Chef André Chiang on digesting the problem of deforestation
We've heard of fundraising and volunteering, but Chef André Chiang may be the first to aid endangered animals by encouraging people to eat like one. The Asian-born chef, who studied under France's culinary legends for 14 years before heading to Singapore and opening his own restaurant, André, is now using his talents and clamour of critical acclaim to raise awareness of the disappearing Borneo rainforest, which happens to be both home and sustenance for a dwindling population of orangutans. Chiang's 'Orangutan Salad' is a vegetarian dish (no apes were harmed) featuring flora like wild ferns and orchid leaves that are part of the monkey's everyday diet. Perhaps by eating like them, Chiang reasons, people will empathise the orangutans' plight – a plight mostly caused by rampant logging, gold mining and construction of palm oil plantations. The chef is even getting local villagers involved, providing a way for them to benefit from conserving the rainforest rather than destroying it.
This isn't Chiang's first foray into effecting change, though, following on the heels of his 'Forgotten Vegetables' crusade in which diners feasted on purple carrots, ancient cauliflower, desert limes and other produce that are slowly being edged out of garden plots. Clearly, this is one chef out to prove that the way to social reform is through the stomach.
CENTURION: How did the idea for the Orangutan Salad evolve?
André Chiang: [It evolved] as I discovered the serious problem of oil palm plantations destroying the rainforest and causing the problem of orangutan extinction. To raise the awareness with my bare hands, this is something I can do.
How do you work with villagers to promote protection of the rainforest?
[We help the villagers] discover edible plants in the rainforest, build up a supply chain to all the best restaurants around the region and … understand the value of the rainforest and respect everything that is meant to be in the rainforest. This is in order to raise funds for reforestation.
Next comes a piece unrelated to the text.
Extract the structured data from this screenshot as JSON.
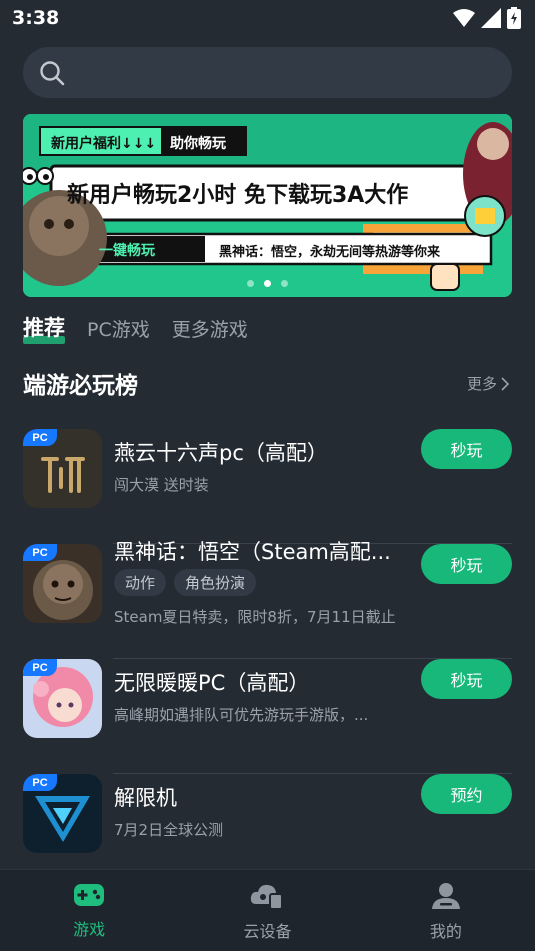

Rainforests all over the world are threatened, so why did you choose to focus on Borneo?
Well, I hope I can save them all but I can't! I could only go one at a time, and Borneo rainforest is one of the biggest rainforests besides the Amazon, which is also in danger. Borneo is just right next to us.
Would you say your motivation to take action on social and environmental issues is something you were taught, or something that comes from within yourself?
A chef works everyday with natural produce, knowing the importance of weather changing, quality of produce and nutrition. How can we not be environmentally aware?
What made you want to become a gourmet chef?
Food is what I know the best – it's my language, how I communicate with people to express my message to the world.
Do you see other ways the fine dining industry could promote more social and environmental responsibility?
Yes, that is also why I started many charity events, fundraising, tree planting programs, and of course 'rainforest cuisine' to contribute to [saving] our environment.
What do you think is the future of fine dining?
To not only know how to use the best of everything, but to use everything we have and bring out its best.
What is the greatest challenge you've had to overcome?
Not just being a great chef, but also a useful person to the planet.